İslam toplumu asırlardır kendi problemleri ile uğraşmaktadır. Kaybettiği “itibar”lı konumunu  tekrar kazanmak için vermiş olduğu uğraş, tarih sahnesine tekrardan çıkma arzusu  çeşitli şekillerde kendini göstermektedir. 

Dikkat edilmesi gereken husus, tarih sahnesine tekrar çıkarken kullanılan yöntem ve bu yöntemlere dayalı bakış açılarıdır. Birçok yapı, islam toplumunun düzelmesi için yapılması gereken ilk hamleyi, “iktidar alanına hâkimiyet kurma” olarak görmektedir. İktidara gelindiğinde,  dolayısıyla güç sahibi olunduğunda, Müslüman toplumun tekrar ayağa kalkıp  şahlanacağı fikri  ağır basmaktadır. 

Konu “acil”iyet olarak algılanınca, vahyin öngördüğü değer eksenli-ahlaki davranışlar sonraya bırakılmakta, güç ve iktidar elde edildikten sonra toplumun “ıslah” çalışmasına başlanılması gerektiği, bu düşüncenin dışa vurumu tartışmalı olsa da, perde arkasında sürekli vurgulanmaktadır. İktidar olunmadan, muktedir olunmayacağı tezi birçok hareketin ana konusu olarak masadadır.

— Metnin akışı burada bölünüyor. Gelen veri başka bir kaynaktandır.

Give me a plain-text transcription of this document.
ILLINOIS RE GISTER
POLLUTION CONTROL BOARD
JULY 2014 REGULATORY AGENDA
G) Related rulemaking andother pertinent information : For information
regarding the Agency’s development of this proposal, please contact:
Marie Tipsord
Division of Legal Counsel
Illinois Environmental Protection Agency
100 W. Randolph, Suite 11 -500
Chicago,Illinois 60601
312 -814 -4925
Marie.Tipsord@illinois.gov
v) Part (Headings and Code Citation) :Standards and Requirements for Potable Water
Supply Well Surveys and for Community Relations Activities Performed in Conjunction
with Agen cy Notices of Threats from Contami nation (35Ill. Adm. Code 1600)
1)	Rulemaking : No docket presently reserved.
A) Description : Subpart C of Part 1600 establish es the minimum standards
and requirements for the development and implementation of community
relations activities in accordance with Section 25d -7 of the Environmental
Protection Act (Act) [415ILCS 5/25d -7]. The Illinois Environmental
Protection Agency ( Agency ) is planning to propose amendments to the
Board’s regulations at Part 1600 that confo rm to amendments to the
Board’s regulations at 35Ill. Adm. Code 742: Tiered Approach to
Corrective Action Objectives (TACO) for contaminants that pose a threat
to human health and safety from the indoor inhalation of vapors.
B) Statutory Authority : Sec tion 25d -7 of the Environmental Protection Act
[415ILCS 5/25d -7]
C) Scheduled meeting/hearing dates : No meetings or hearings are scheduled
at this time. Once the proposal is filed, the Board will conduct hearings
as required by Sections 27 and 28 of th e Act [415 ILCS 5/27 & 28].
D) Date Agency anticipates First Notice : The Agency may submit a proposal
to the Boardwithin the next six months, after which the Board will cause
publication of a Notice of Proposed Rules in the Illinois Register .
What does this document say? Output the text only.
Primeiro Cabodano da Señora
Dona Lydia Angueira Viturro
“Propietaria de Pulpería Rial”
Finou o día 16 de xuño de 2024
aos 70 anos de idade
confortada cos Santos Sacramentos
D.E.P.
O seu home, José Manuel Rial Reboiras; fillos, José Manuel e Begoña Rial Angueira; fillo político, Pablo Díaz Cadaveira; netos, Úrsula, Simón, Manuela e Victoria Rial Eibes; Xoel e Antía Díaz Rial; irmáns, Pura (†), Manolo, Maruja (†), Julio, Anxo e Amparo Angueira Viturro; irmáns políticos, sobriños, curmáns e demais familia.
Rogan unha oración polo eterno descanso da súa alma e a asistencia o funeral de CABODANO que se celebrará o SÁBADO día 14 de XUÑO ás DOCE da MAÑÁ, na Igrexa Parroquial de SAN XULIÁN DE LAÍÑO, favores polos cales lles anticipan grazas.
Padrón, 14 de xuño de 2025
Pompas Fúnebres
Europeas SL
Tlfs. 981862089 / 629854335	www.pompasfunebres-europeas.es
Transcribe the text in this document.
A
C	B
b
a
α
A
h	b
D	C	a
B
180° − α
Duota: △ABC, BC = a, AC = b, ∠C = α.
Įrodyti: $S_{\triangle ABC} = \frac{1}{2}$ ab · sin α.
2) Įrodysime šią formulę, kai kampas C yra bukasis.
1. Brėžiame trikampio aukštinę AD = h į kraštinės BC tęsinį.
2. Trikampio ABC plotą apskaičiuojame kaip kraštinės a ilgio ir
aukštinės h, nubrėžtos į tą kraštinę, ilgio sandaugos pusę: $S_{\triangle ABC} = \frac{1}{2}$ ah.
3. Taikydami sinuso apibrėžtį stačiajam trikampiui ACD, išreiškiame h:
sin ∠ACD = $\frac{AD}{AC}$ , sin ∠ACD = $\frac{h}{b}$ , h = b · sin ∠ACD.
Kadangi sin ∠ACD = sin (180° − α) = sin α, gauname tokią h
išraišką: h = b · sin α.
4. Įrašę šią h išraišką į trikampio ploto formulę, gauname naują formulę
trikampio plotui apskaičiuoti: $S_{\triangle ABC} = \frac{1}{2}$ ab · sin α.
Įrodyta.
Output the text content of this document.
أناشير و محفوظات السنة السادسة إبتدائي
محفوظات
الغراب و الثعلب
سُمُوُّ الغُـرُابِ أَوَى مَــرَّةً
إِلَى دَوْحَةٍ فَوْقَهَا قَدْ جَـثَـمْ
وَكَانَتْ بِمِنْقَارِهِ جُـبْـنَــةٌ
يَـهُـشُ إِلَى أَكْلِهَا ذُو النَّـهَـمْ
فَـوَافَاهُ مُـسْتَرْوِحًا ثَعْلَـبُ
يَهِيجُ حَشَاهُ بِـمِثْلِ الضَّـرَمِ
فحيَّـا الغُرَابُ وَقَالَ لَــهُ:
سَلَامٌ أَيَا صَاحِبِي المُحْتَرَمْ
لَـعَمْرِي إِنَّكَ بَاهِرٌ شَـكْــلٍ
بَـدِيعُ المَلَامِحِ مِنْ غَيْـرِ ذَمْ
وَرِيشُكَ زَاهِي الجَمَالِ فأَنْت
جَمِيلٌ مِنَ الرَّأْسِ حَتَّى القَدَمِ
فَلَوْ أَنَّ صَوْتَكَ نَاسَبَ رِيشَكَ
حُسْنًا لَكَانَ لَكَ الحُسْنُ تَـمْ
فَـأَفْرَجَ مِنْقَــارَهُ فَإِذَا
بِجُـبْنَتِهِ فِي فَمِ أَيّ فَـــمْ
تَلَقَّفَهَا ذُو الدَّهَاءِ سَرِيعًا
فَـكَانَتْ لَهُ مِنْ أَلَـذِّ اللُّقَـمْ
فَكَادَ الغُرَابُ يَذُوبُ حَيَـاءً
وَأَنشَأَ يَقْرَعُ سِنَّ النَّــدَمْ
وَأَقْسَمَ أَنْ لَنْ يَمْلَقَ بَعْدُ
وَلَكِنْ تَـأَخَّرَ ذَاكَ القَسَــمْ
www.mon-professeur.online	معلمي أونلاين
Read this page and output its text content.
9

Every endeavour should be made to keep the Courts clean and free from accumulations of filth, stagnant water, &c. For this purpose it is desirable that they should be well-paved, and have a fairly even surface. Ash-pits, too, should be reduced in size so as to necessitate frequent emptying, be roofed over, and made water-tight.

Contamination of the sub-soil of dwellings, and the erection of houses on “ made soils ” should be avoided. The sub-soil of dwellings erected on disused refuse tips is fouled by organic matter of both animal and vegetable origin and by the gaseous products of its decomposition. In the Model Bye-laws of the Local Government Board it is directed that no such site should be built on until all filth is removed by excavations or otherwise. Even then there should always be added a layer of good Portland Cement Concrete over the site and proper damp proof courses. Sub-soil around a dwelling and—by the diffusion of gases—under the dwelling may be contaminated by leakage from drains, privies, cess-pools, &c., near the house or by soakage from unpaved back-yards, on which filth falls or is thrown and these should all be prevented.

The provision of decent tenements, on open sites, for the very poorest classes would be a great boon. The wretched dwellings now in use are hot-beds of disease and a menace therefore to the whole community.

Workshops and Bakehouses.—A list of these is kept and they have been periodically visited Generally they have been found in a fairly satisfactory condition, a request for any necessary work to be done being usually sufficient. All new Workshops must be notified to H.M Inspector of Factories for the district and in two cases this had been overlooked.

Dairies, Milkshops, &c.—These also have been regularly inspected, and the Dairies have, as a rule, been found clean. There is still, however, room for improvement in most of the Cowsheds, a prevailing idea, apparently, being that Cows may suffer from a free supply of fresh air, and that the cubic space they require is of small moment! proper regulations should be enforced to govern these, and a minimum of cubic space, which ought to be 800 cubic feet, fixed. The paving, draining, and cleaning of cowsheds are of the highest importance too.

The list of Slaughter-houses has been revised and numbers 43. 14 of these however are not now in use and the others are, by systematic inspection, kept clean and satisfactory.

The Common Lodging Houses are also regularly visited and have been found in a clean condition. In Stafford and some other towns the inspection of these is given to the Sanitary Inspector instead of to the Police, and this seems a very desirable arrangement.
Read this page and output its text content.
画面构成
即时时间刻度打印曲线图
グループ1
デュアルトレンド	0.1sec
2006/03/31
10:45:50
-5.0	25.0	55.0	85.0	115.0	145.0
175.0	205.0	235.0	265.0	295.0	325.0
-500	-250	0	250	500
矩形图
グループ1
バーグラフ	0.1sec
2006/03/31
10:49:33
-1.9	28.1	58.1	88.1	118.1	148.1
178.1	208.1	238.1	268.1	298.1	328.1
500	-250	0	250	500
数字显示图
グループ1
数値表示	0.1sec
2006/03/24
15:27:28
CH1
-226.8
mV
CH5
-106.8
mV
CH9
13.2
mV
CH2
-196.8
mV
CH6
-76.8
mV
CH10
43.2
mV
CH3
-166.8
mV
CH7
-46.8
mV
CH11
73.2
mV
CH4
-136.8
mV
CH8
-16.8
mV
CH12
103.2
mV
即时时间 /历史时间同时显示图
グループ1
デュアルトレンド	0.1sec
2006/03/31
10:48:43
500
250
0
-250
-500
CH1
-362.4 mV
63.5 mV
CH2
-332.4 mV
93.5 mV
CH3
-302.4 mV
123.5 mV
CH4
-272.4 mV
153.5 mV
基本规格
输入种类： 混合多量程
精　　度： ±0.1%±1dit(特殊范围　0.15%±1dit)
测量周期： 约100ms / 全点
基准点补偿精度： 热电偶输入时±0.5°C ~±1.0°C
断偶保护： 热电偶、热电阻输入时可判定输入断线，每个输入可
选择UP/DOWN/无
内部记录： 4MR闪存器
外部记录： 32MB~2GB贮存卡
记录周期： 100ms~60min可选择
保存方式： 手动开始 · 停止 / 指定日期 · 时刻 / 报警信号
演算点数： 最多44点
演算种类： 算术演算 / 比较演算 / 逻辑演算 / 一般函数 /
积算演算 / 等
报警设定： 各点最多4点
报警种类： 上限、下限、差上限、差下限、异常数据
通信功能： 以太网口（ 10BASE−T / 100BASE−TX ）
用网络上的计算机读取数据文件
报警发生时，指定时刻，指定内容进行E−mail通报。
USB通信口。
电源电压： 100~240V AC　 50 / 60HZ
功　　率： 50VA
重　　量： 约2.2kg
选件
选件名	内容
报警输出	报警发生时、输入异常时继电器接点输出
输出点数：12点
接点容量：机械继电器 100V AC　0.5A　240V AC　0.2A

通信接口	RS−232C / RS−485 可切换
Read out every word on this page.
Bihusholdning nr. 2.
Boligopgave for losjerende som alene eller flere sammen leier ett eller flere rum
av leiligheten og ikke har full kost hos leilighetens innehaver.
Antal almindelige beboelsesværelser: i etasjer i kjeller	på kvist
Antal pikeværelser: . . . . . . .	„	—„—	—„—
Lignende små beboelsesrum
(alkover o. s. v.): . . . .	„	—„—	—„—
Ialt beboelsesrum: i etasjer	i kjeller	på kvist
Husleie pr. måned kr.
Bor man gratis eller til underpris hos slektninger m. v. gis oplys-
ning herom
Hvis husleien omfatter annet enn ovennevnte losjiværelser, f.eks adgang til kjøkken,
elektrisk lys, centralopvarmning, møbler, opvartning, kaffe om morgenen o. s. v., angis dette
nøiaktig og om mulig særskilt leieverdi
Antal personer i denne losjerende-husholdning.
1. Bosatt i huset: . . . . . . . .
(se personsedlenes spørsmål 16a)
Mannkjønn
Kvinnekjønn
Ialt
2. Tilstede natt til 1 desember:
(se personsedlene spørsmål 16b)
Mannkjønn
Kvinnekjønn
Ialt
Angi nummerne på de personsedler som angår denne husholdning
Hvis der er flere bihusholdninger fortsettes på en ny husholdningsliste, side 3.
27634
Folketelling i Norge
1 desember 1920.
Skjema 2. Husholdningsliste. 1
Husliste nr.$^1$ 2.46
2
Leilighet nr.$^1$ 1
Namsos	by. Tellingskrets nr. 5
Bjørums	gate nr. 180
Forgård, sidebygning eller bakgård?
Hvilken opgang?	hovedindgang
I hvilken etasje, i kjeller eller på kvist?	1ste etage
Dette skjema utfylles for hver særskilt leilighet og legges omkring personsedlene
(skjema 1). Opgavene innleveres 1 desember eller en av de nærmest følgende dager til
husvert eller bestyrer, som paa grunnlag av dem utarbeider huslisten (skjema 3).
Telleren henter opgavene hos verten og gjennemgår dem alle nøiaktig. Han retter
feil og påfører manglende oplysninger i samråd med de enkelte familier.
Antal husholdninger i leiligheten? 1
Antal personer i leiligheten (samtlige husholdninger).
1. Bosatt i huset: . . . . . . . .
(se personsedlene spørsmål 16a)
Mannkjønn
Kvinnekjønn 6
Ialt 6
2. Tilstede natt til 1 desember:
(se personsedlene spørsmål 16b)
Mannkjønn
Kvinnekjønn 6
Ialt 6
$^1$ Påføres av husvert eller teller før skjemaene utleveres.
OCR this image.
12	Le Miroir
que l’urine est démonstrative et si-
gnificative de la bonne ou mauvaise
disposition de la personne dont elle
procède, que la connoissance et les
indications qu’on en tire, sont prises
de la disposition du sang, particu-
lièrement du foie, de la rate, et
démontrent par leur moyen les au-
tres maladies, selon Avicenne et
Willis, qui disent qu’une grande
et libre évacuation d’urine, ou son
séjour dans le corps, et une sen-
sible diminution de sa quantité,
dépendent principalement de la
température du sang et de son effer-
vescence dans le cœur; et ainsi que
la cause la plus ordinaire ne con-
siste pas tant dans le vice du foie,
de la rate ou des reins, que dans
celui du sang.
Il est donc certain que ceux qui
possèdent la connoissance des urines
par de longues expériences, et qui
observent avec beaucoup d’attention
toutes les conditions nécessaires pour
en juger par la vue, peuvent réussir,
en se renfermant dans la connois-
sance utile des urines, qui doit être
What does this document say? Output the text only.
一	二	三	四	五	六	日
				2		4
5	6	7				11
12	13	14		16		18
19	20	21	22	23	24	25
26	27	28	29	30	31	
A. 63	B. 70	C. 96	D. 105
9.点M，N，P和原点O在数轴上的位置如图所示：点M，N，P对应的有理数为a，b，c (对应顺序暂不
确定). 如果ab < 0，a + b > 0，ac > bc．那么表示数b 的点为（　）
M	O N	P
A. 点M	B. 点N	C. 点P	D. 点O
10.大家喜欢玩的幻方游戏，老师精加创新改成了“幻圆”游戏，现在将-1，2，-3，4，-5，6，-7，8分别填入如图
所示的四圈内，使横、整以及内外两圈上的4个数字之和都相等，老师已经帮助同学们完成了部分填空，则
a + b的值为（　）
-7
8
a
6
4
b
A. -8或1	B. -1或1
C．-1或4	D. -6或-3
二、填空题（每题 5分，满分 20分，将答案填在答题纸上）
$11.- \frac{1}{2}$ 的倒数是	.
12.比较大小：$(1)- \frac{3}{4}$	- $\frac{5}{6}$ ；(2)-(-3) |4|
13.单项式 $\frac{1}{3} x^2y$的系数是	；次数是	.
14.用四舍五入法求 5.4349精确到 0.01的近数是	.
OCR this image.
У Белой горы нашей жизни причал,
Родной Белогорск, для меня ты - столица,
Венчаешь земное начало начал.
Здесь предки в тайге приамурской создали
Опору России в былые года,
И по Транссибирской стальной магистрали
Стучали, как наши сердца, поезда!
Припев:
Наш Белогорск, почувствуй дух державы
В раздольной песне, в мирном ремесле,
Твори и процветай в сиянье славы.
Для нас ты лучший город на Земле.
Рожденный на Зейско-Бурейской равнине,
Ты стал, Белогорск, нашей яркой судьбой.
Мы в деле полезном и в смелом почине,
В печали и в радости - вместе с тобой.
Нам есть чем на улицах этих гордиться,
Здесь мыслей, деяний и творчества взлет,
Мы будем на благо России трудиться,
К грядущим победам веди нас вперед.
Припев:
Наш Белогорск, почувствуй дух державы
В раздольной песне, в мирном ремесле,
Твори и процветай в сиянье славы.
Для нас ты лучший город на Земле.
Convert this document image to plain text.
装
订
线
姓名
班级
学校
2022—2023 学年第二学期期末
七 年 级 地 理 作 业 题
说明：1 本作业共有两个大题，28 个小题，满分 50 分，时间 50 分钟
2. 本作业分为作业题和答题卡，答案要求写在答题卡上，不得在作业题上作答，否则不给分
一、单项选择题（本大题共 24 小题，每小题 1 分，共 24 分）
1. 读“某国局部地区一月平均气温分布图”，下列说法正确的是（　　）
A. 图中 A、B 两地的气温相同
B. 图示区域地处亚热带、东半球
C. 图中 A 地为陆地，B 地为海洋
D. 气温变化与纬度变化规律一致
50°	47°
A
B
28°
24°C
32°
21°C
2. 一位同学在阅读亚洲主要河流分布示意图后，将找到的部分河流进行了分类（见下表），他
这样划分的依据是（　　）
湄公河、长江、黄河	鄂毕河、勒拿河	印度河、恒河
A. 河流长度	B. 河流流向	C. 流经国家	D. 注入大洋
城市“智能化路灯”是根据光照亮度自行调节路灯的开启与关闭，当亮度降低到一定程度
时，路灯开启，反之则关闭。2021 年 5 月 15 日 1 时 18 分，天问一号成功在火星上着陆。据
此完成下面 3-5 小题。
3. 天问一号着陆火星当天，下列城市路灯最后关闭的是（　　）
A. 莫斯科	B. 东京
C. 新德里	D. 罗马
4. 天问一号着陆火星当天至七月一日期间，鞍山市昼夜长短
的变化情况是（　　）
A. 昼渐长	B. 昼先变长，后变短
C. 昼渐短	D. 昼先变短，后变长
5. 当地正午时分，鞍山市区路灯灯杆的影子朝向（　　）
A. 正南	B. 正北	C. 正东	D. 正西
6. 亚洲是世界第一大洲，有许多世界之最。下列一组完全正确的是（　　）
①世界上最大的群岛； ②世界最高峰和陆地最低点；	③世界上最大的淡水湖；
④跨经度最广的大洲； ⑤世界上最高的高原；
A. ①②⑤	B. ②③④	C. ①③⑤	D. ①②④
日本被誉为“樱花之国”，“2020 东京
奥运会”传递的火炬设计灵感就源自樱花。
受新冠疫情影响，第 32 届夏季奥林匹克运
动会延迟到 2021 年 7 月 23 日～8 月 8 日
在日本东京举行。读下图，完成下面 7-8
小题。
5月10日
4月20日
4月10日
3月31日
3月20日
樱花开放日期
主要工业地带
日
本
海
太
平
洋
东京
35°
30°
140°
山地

Toplumu tepeden dizayn etme ideali, Hz. Peygamberden sonraki ilk dönem İslam toplumlarında da mevcuttur.  Hz. Peygamberin, vahiy doğrultusunda değer merkezli insan şahsiyeti oluşturma gayreti, dört meşru halife ile “zorda” olsa korunan bu emanet,  sonrasında büyük paradigma değişikliği ile güç ve iktidar denklemi içerisinde toplumu, “dizayn etmek, hizaya getirmek, kurallara uyma” çalışmaları sonucunda, devletin güdümünde faaliyet gösteren “birey”lere dönüştürmüştür. İktidar ve güç sahipleri kendilerini vahyin öngördüğü değerlerden ve ahlaktan muaf tutunca, diğer insanlar eğitime ve güdülmeye muhtaç insanlar olarak görülmüşlerdir. “Ulu'l emre itaat” ayeti, kendilerini meşru halife olarak Allah’ın yeryüzündeki dokunulmaz makamları olarak gören kişilerce “biat ve itaat”ın kolaylaştırıcı unsuru olarak fütursuzca kullanılıyordu. Sözüm ona idare edilen halklar, iktidar ve gücün çarkında, iktidar sahiplerinin öngördüğü büyük idealler doğrultusunda çabalayan “irade”siz bireyler halinde yaşamlarını sürdürmüşlerdir.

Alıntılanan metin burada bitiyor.